Près de 2,5 milliards de personnes à travers la planète consomment déjà régulièrement des insectes. Ces petites bêtes sont des sources de protéines non négligeables : elles représentent 45 à 75 % de leur poids sec. Les insectes contiennent également des acides gras polyinsaturés comme les oméga 3 et les oméga 6 ainsi que des minéraux, des vitamines et des acides aminés.

Autre avantage : l’élevage d’insectes nécessite des besoins en eau et en nourriture très faibles. À titre d’exemple, pour produire un kilo de viande de bœuf, il faut en tout environ 14 000 litres d’eau contre seulement 10 litres pour un kilo de grillons. La production de gaz à effet de serre est également bien moindre.
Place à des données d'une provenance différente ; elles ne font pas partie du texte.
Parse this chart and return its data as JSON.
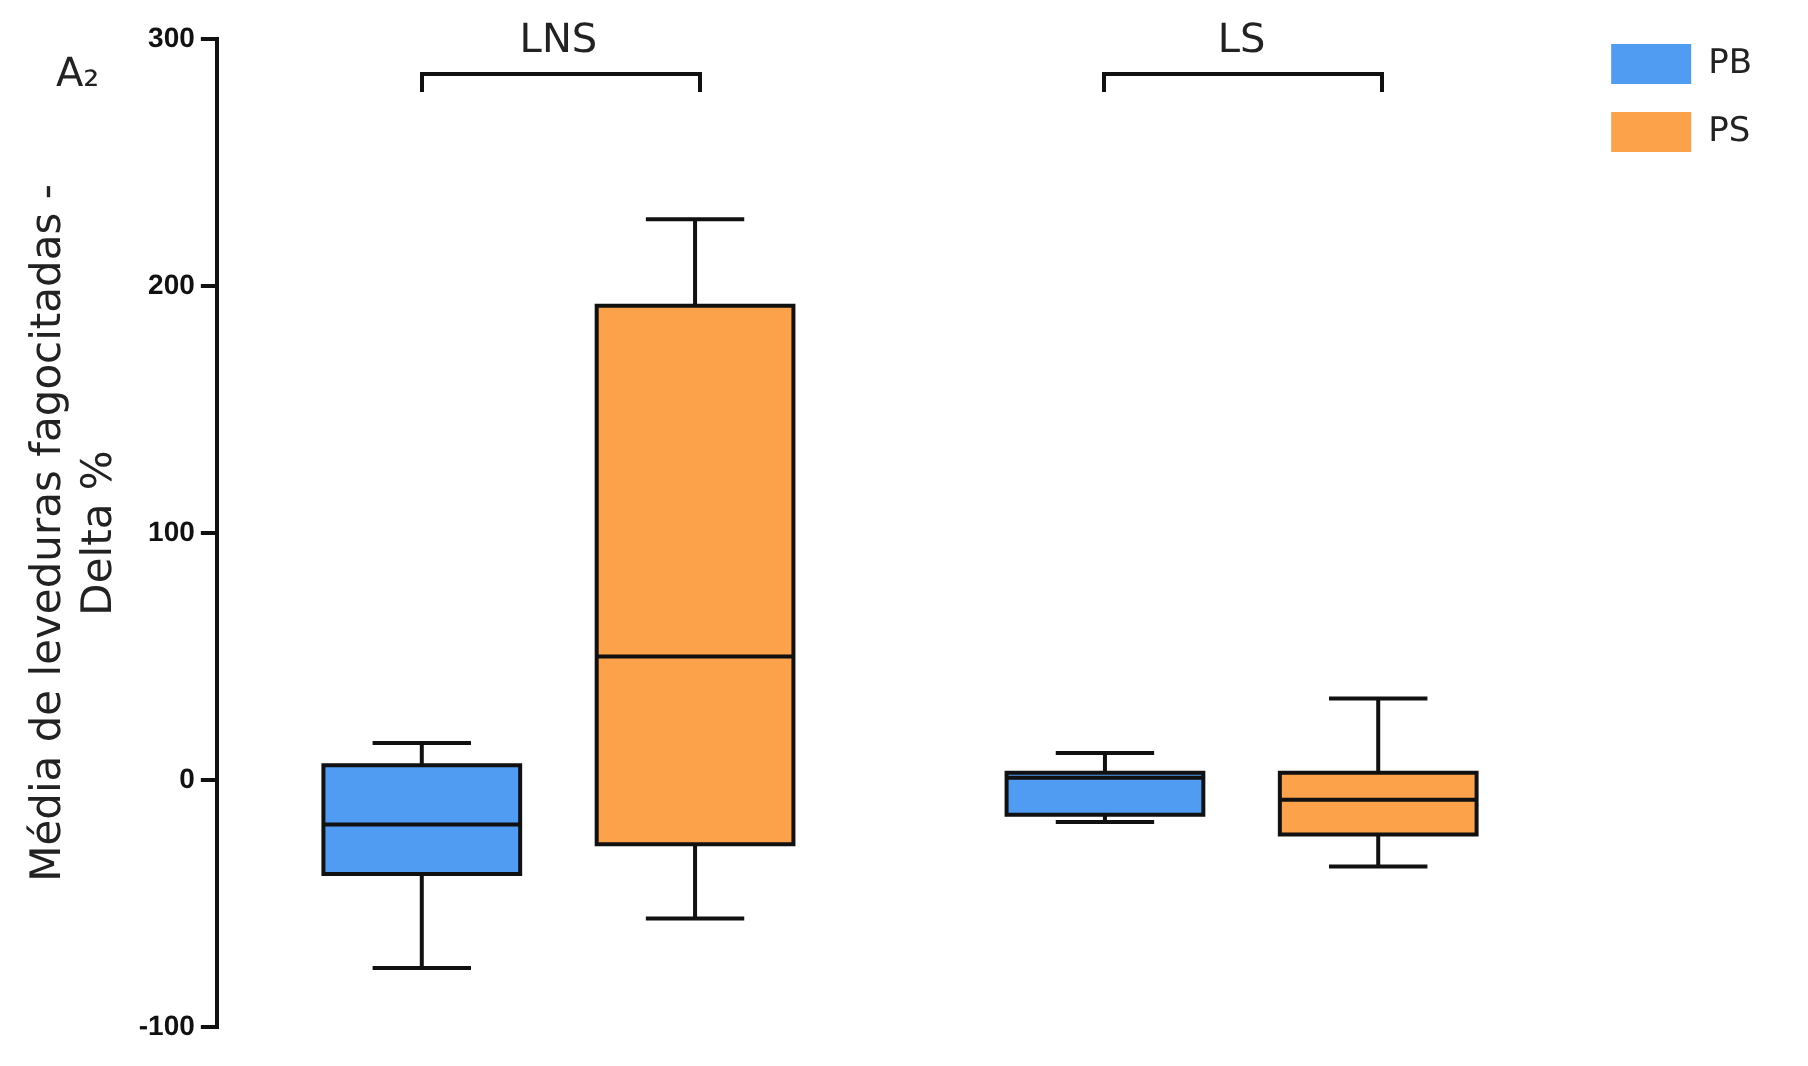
{
  "chart_data": {
    "type": "box",
    "categories": [
      "LNS",
      "LS"
    ],
    "ylabel": "Média de leveduras fagocitadas - Delta %",
    "ylim": [
      -100,
      300
    ],
    "yticks": [
      -100,
      0,
      100,
      200,
      300
    ],
    "legend": "top right",
    "annotations": [
      "A₂"
    ],
    "series": [
      {
        "name": "PB",
        "color": "#4f9cf2",
        "boxes": [
          {
            "low": -76,
            "q1": -38,
            "median": -18,
            "q3": 6,
            "high": 15
          },
          {
            "low": -17,
            "q1": -14,
            "median": 1,
            "q3": 3,
            "high": 11
          }
        ]
      },
      {
        "name": "PS",
        "color": "#fca24a",
        "boxes": [
          {
            "low": -56,
            "q1": -26,
            "median": 50,
            "q3": 192,
            "high": 227
          },
          {
            "low": -35,
            "q1": -22,
            "median": -8,
            "q3": 3,
            "high": 33
          }
        ]
      }
    ]
  }
}
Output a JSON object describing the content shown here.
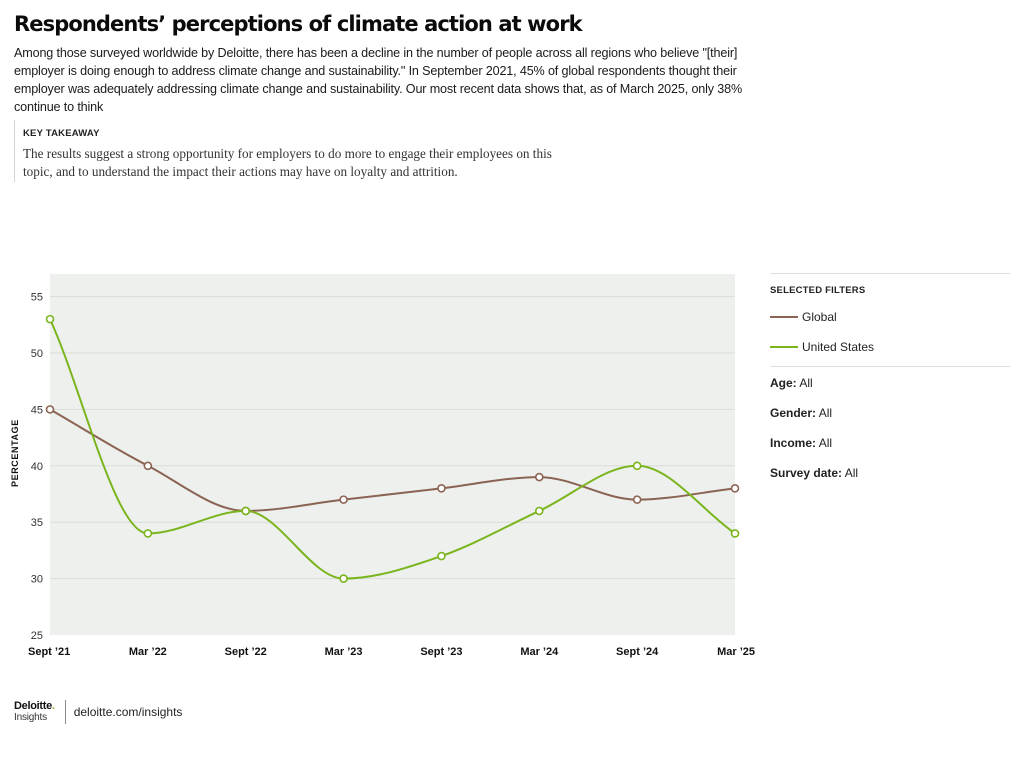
{
  "header": {
    "title": "Respondents’ perceptions of climate action at work",
    "intro": "Among those surveyed worldwide by Deloitte, there has been a decline in the number of people across all regions who believe \"[their] employer is doing enough to address climate change and sustainability.\" In September 2021, 45% of global respondents thought their employer was adequately addressing climate change and sustainability. Our most recent data shows that, as of March 2025, only 38% continue to think"
  },
  "takeaway": {
    "label": "KEY TAKEAWAY",
    "text": "The results suggest a strong opportunity for employers to do more to engage their employees on this topic, and to understand the impact their actions may have on loyalty and attrition."
  },
  "panel": {
    "heading": "SELECTED FILTERS",
    "legend": [
      {
        "label": "Global",
        "color": "#8b6352"
      },
      {
        "label": "United States",
        "color": "#7ab51d"
      }
    ],
    "filters": [
      {
        "key": "Age:",
        "value": "All"
      },
      {
        "key": "Gender:",
        "value": "All"
      },
      {
        "key": "Income:",
        "value": "All"
      },
      {
        "key": "Survey date:",
        "value": "All"
      }
    ]
  },
  "footer": {
    "brand": "Deloitte",
    "brand_dot": ".",
    "sub": "Insights",
    "link": "deloitte.com/insights"
  },
  "chart_data": {
    "type": "line",
    "ylabel": "PERCENTAGE",
    "xlabel": "",
    "ylim": [
      25,
      57
    ],
    "yticks": [
      25,
      30,
      35,
      40,
      45,
      50,
      55
    ],
    "grid": true,
    "categories": [
      "Sept ’21",
      "Mar ’22",
      "Sept ’22",
      "Mar ’23",
      "Sept ’23",
      "Mar ’24",
      "Sept ’24",
      "Mar ’25"
    ],
    "series": [
      {
        "name": "Global",
        "color": "#8b6352",
        "values": [
          45,
          40,
          36,
          37,
          38,
          39,
          37,
          38
        ]
      },
      {
        "name": "United States",
        "color": "#7ab51d",
        "values": [
          53,
          34,
          36,
          30,
          32,
          36,
          40,
          34
        ]
      }
    ],
    "colors": {
      "plot_background": "#eef0ee",
      "gridline": "#dadcda"
    }
  }
}
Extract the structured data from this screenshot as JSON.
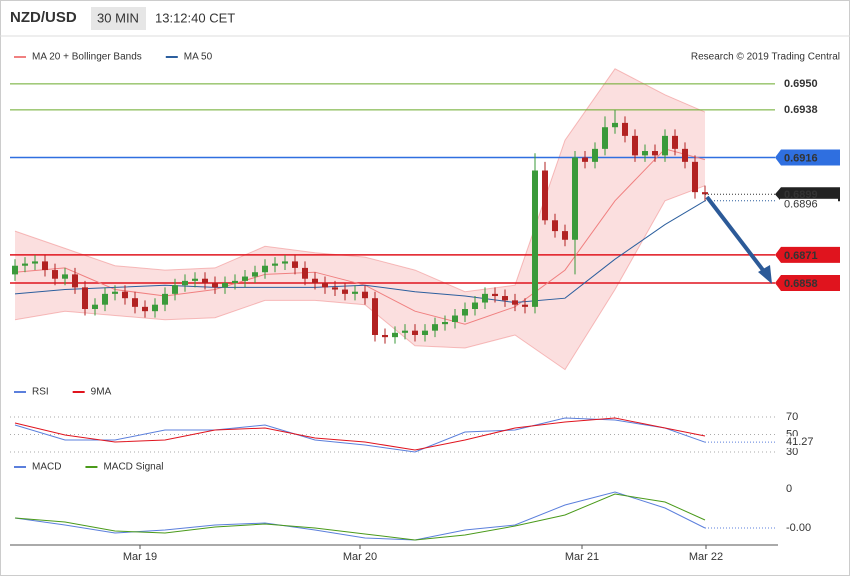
{
  "header": {
    "symbol": "NZD/USD",
    "interval": "30 MIN",
    "time": "13:12:40 CET",
    "credit": "Research © 2019 Trading Central"
  },
  "chart_data": [
    {
      "type": "candlestick",
      "up_color": "#3a9a3a",
      "down_color": "#b22222",
      "ohlc": {
        "open": [
          0.6862,
          0.6866,
          0.6867,
          0.6868,
          0.6864,
          0.686,
          0.6862,
          0.6856,
          0.6846,
          0.6848,
          0.6853,
          0.6854,
          0.6851,
          0.6847,
          0.6845,
          0.6848,
          0.6853,
          0.6857,
          0.6859,
          0.686,
          0.6858,
          0.6856,
          0.6858,
          0.6859,
          0.6861,
          0.6863,
          0.6866,
          0.6867,
          0.6868,
          0.6865,
          0.686,
          0.6858,
          0.6856,
          0.6855,
          0.6853,
          0.6854,
          0.6851,
          0.6834,
          0.6833,
          0.6835,
          0.6836,
          0.6834,
          0.6836,
          0.6839,
          0.684,
          0.6843,
          0.6846,
          0.6849,
          0.6853,
          0.6852,
          0.685,
          0.6848,
          0.6847,
          0.691,
          0.6887,
          0.6882,
          0.6878,
          0.6916,
          0.6914,
          0.692,
          0.693,
          0.6932,
          0.6926,
          0.6917,
          0.6919,
          0.6917,
          0.6926,
          0.692,
          0.6914,
          0.69
        ],
        "high": [
          0.6869,
          0.687,
          0.6871,
          0.6871,
          0.6867,
          0.6865,
          0.6865,
          0.6859,
          0.6851,
          0.6856,
          0.6857,
          0.6857,
          0.6854,
          0.685,
          0.6851,
          0.6856,
          0.686,
          0.6862,
          0.6863,
          0.6863,
          0.6861,
          0.6861,
          0.6862,
          0.6864,
          0.6866,
          0.6869,
          0.687,
          0.6871,
          0.6871,
          0.6868,
          0.6863,
          0.6861,
          0.6859,
          0.6858,
          0.6857,
          0.6857,
          0.6854,
          0.6837,
          0.6838,
          0.6839,
          0.6839,
          0.6839,
          0.6842,
          0.6843,
          0.6846,
          0.6849,
          0.6852,
          0.6856,
          0.6856,
          0.6855,
          0.6853,
          0.6851,
          0.6918,
          0.6914,
          0.689,
          0.6885,
          0.6919,
          0.6919,
          0.6923,
          0.6935,
          0.6938,
          0.6935,
          0.6929,
          0.6922,
          0.6922,
          0.6929,
          0.6929,
          0.6923,
          0.6917,
          0.6903
        ],
        "low": [
          0.6859,
          0.6863,
          0.6864,
          0.6861,
          0.6857,
          0.6857,
          0.6853,
          0.6843,
          0.6843,
          0.6845,
          0.685,
          0.6848,
          0.6844,
          0.6842,
          0.6842,
          0.6845,
          0.685,
          0.6854,
          0.6856,
          0.6855,
          0.6853,
          0.6853,
          0.6855,
          0.6856,
          0.6858,
          0.686,
          0.6863,
          0.6864,
          0.6862,
          0.6857,
          0.6855,
          0.6853,
          0.6852,
          0.685,
          0.685,
          0.6848,
          0.6831,
          0.683,
          0.683,
          0.6832,
          0.6831,
          0.6831,
          0.6833,
          0.6836,
          0.6837,
          0.684,
          0.6843,
          0.6846,
          0.6849,
          0.6847,
          0.6845,
          0.6844,
          0.6844,
          0.6885,
          0.6879,
          0.6875,
          0.6862,
          0.6911,
          0.6911,
          0.6917,
          0.6927,
          0.6923,
          0.6914,
          0.6914,
          0.6914,
          0.6914,
          0.6917,
          0.6911,
          0.6897,
          0.6896
        ],
        "close": [
          0.6866,
          0.6867,
          0.6868,
          0.6864,
          0.686,
          0.6862,
          0.6856,
          0.6846,
          0.6848,
          0.6853,
          0.6854,
          0.6851,
          0.6847,
          0.6845,
          0.6848,
          0.6853,
          0.6857,
          0.6859,
          0.686,
          0.6858,
          0.6856,
          0.6858,
          0.6859,
          0.6861,
          0.6863,
          0.6866,
          0.6867,
          0.6868,
          0.6865,
          0.686,
          0.6858,
          0.6856,
          0.6855,
          0.6853,
          0.6854,
          0.6851,
          0.6834,
          0.6833,
          0.6835,
          0.6836,
          0.6834,
          0.6836,
          0.6839,
          0.684,
          0.6843,
          0.6846,
          0.6849,
          0.6853,
          0.6852,
          0.685,
          0.6848,
          0.6847,
          0.691,
          0.6887,
          0.6882,
          0.6878,
          0.6916,
          0.6914,
          0.692,
          0.693,
          0.6932,
          0.6926,
          0.6917,
          0.6919,
          0.6917,
          0.6926,
          0.692,
          0.6914,
          0.69,
          0.6899
        ]
      },
      "line_x": [
        0,
        5,
        10,
        15,
        20,
        25,
        30,
        35,
        40,
        45,
        50,
        55,
        60,
        65,
        69
      ],
      "series": [
        {
          "name": "MA 20 + Bollinger Bands",
          "color": "#f08080",
          "values": [
            0.6863,
            0.6865,
            0.6855,
            0.6852,
            0.6855,
            0.6862,
            0.6863,
            0.6857,
            0.6845,
            0.6839,
            0.6847,
            0.6864,
            0.6896,
            0.692,
            0.6915
          ],
          "upper": [
            0.6882,
            0.6874,
            0.6866,
            0.6864,
            0.6865,
            0.6875,
            0.6872,
            0.687,
            0.6864,
            0.6854,
            0.6857,
            0.6924,
            0.6957,
            0.6945,
            0.6937
          ],
          "lower": [
            0.6841,
            0.6845,
            0.6843,
            0.6841,
            0.6842,
            0.685,
            0.685,
            0.6848,
            0.6829,
            0.6828,
            0.6834,
            0.6818,
            0.6855,
            0.6896,
            0.6903
          ]
        },
        {
          "name": "MA 50",
          "color": "#2c5f9e",
          "values": [
            0.6853,
            0.6855,
            0.6856,
            0.6857,
            0.6856,
            0.6856,
            0.6856,
            0.6857,
            0.6854,
            0.6852,
            0.6849,
            0.6851,
            0.6869,
            0.6885,
            0.6896
          ]
        }
      ],
      "levels": [
        {
          "value": 0.695,
          "label": "0.6950",
          "color": "#6aaa2a",
          "tag": false
        },
        {
          "value": 0.6938,
          "label": "0.6938",
          "color": "#6aaa2a",
          "tag": false
        },
        {
          "value": 0.6916,
          "label": "0.6916",
          "color": "#2f6fe0",
          "tag": true
        },
        {
          "value": 0.6871,
          "label": "0.6871",
          "color": "#e0141e",
          "tag": true
        },
        {
          "value": 0.6858,
          "label": "0.6858",
          "color": "#e0141e",
          "tag": true
        }
      ],
      "current_price": {
        "value": 0.6899,
        "label": "0.6899"
      },
      "ma50_label": {
        "value": 0.6896,
        "label": "0.6896"
      },
      "xlim": [
        -0.5,
        76.3
      ],
      "ylim": [
        0.68132,
        0.69703
      ],
      "xticks": [
        {
          "value": 12.5,
          "label": "Mar 19"
        },
        {
          "value": 34.5,
          "label": "Mar 20"
        },
        {
          "value": 56.7,
          "label": "Mar 21"
        },
        {
          "value": 69.1,
          "label": "Mar 22"
        }
      ]
    },
    {
      "type": "line",
      "x": [
        0,
        5,
        10,
        15,
        20,
        25,
        30,
        35,
        40,
        45,
        50,
        55,
        60,
        65,
        69
      ],
      "series": [
        {
          "name": "RSI",
          "color": "#5b7fdc",
          "values": [
            60.9,
            43.7,
            43.7,
            55.1,
            55.1,
            60.9,
            43.7,
            38,
            30,
            52.9,
            55.1,
            68.9,
            66.6,
            57.4,
            41.27
          ]
        },
        {
          "name": "9MA",
          "color": "#e0141e",
          "values": [
            63.1,
            49.4,
            41.4,
            43.7,
            55.1,
            57.4,
            46,
            41.4,
            32.3,
            43.7,
            57.4,
            64.3,
            68.9,
            57.4,
            48.3
          ]
        }
      ],
      "ylim": [
        18.6,
        83.7
      ],
      "yticks": [
        70,
        50,
        30
      ],
      "grid": true
    },
    {
      "type": "line",
      "x": [
        0,
        5,
        10,
        15,
        20,
        25,
        30,
        35,
        40,
        45,
        50,
        55,
        60,
        65,
        69
      ],
      "series": [
        {
          "name": "MACD",
          "color": "#5b7fdc",
          "values": [
            -0.0029,
            -0.0036,
            -0.0044,
            -0.0041,
            -0.0036,
            -0.0034,
            -0.0041,
            -0.0049,
            -0.0051,
            -0.0041,
            -0.0036,
            -0.0016,
            -0.0003,
            -0.0019,
            -0.0039
          ]
        },
        {
          "name": "MACD Signal",
          "color": "#4a9a1a",
          "values": [
            -0.0029,
            -0.0033,
            -0.0042,
            -0.0044,
            -0.0038,
            -0.0035,
            -0.0039,
            -0.0045,
            -0.0051,
            -0.0046,
            -0.0037,
            -0.0026,
            -0.0005,
            -0.0013,
            -0.0031
          ]
        }
      ],
      "current_label": {
        "value": -0.0039,
        "label": "-0.00"
      },
      "ylim": [
        -0.0056,
        0.0009
      ],
      "yticks": [
        0
      ]
    }
  ]
}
Dans trente ans, des algues au menu du jour

Autre source intéressante de protéines, les algues ont de nombreuses vertus et sont très consommées en Asie. On les retrouve depuis quelques années déjà dans les assiettes occidentales, mais leur consommation reste encore assez marginale. Elles peuvent être consommées entières comme les haricots de mer que l’on surnomme spaghettis de mer, ou en compléments alimentaires comme la spiruline.

Leur croissance est très rapide et permettrait d’utiliser l’océan comme lieu de culture, sans avoir à utiliser les surfaces cultivables terrestres. Attention toutefois si leur consommation se généralise au risque de surexploitation des ressources naturelles.

La viande artificielle, une nourriture envisageable dans les années à venir ?

Le premier steak fabriqué in vitro a vu le jour à Londres en 2013. Petit problème : son coût de production, estimé à 285 000 euros.

Depuis quelques années, plusieurs start-up se sont lancées dans la course à la recherche. Parmi les plus avancées, on peut citer Mosa Meat ou encore Memphis Meats, qui compte parmi ses principaux investisseurs un certain Bill Gates… Leur objectif est de fabriquer, à moindre coût, de la viande de synthèse à partir de cellules souches de bœuf.

La viande de synthèse aurait pour avantage une réduction drastique des émissions de gaz à effet de serre ainsi que de la consommation en eau et en énergie.

On peut imaginer la viande artificielle comme une alternative à la viande traditionnelle pour les plus carnivores d’entre nous. Toutefois, la nourriture du futur repose essentiellement sur la part croissante des protéines végétales dans notre alimentation quotidienne.

L’alimentation de 2050 en bande dessinée

Créée par la chaire d’enseignement ANCA (Aliments, Nutrition & Comportements Alimentaires), partenaire de AgroParisTech et intégralement disponible en ligne, la bande dessinée « Manger vers le futur » met en scène quatre personnages qui se retrouvent une fois par an autour d’un repas au cours des trente prochaines années.

Une manière ludique de découvrir les changements alimentaires à venir sur fond de réflexion concernant le climat, la politique et le développement de nouvelles technologies.